Thursday, April 30, 2009

IT IS NOT THAT YOU LIED TO ME, IT IS THAT I CAN NO LONGER TRUST YOU.

It is important for those who care for an active addict to not take it personally when they are on the receiving end of a lie. We need to understand that as the disease progresses; there are several defense mechanisms that begin to be in play by the addict. Most of these are unconscious and common to addiction. It is the brain of the addict finding ways to protect itself from the reality of the shape it is in. If I can lie to myself about what is happening to me, I can surely lie to you. Once a person has lied, there is a loss of credibility. Much of the pain of the family is the loss of trust as a deceit is uncovered. Family and friends expend a great deal of energy now testing trust. It feels so unloving and unkind to admit that you no longer trust that person. We lie to ourselves about that, all of which drags us down the rabbit hole.

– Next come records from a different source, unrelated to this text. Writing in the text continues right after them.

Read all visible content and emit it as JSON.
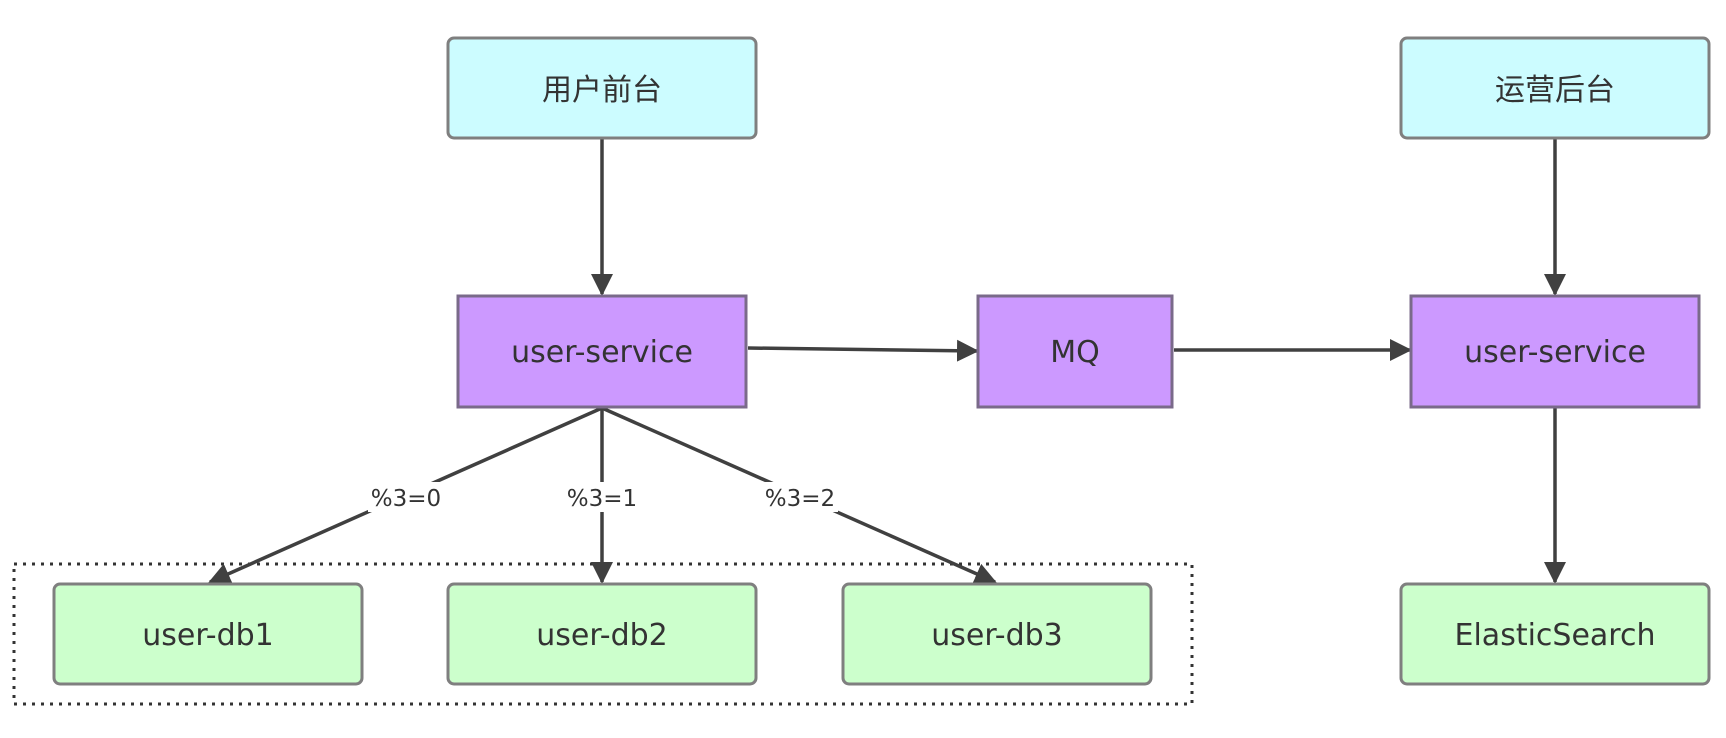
{
  "nodes": {
    "frontend": {
      "label": "用户前台",
      "kind": "client"
    },
    "ops": {
      "label": "运营后台",
      "kind": "client"
    },
    "user_service_a": {
      "label": "user-service",
      "kind": "service"
    },
    "mq": {
      "label": "MQ",
      "kind": "service"
    },
    "user_service_b": {
      "label": "user-service",
      "kind": "service"
    },
    "db1": {
      "label": "user-db1",
      "kind": "storage"
    },
    "db2": {
      "label": "user-db2",
      "kind": "storage"
    },
    "db3": {
      "label": "user-db3",
      "kind": "storage"
    },
    "es": {
      "label": "ElasticSearch",
      "kind": "storage"
    }
  },
  "edges": [
    {
      "from": "frontend",
      "to": "user_service_a",
      "label": ""
    },
    {
      "from": "user_service_a",
      "to": "mq",
      "label": ""
    },
    {
      "from": "mq",
      "to": "user_service_b",
      "label": ""
    },
    {
      "from": "ops",
      "to": "user_service_b",
      "label": ""
    },
    {
      "from": "user_service_b",
      "to": "es",
      "label": ""
    },
    {
      "from": "user_service_a",
      "to": "db1",
      "label": "%3=0"
    },
    {
      "from": "user_service_a",
      "to": "db2",
      "label": "%3=1"
    },
    {
      "from": "user_service_a",
      "to": "db3",
      "label": "%3=2"
    }
  ],
  "edge_labels": {
    "mod0": "%3=0",
    "mod1": "%3=1",
    "mod2": "%3=2"
  },
  "colors": {
    "client_fill": "#ccfcff",
    "service_fill": "#cc99ff",
    "storage_fill": "#ccffcc",
    "node_stroke": "#7f7f7f",
    "service_stroke": "#7a6a8a",
    "arrow": "#404040",
    "group_border": "#333333"
  }
}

When recovery begins, the addict wants our trust and we lie again--saying that we do trust. We do not want to be emotionally honest for fear it will upset the recovering person.
Well--let me suggest a better way. It is OK to be honest and nicely tell the truth. "No- I do not trust yet. I trust you, but I do not trust addiction. Let us not talk about trust again for a year. Let us, instead, just focus on what we both need to do in our recovery. I want to trust you and I love you." It is important to think of recovery like a Podiatry program. We need to watch the feet and not the mouth. Are your feet and their feet where they need to be? Hint; at meetings and in healthy places.

Warm regards,
Nan Reynolds

DO YOU CHOOSE TO BECOME LESS IN PAIN--OR MORE?

A friend of mine once said, "Nothing seems to be getting better except me!"
And this is the wondrous feeling one can acquire if one chooses to do the hard work of turning lemons into lemonade. It is said that the only real disability in life is a bad attitude.

Loss and pain enter every life, eventually and in a myriad of forms. It is the choice of whether we want to have had a sad life, or a life with sadness in it. Maslow said, "Make growth choices, not fear choices". A question I ask myself is whether I would prefer to be better, or bitter. Pain is a great alarm clock. It can wake us up to the need to come to terms with whatever the pain is about. Alanon has always been a great help in this journey and helps one give perspective to life. We can stay attached to the pain, or let go and risk that we shall not perish. The pain in my life has always led me to a path that offers growth and a whole new “turn in the road.” Soldier on!

IF I AM WHAT I DO AND THEN I DON'T, I'M NOT

This little profound statement takes some explaining. It is often the feeling of loss and emptiness that family members have once the addict reaches treatment, begins to change and the people in the relationship start a needed new way of relating to each other. In the case of the family member being a spouse, it may have involved some heavy-duty care-taking and controlling of the addict and this role, no longer desired in recovery, sometimes leaves the spouse feeling unemployed or pink-slipped. The addict is struggling for self-reliance and confidence and the spouse needs to support them in no longer being the addicts answer to life. It can feel depressing and disorienting to the spouse who has wished for a partner, but now struggles with words and feelings on just how to not be the one with all the answers. In the case of parents and an adult child in recovery, the same feelings occur. Just how do you come to grips that your parenting days are over, even though you remain the parent? Just how do you now develop an adult-to-adult relationship with your child. Most mothers, especially, dislike this true statement: Mothers are not for leaning on, they are to make leaning unnecessary. Ouch! My response to this daily pondering is that we are not roles, but we are individuals. Roles change but relating as individuals is part of the richness of recovery for everyone.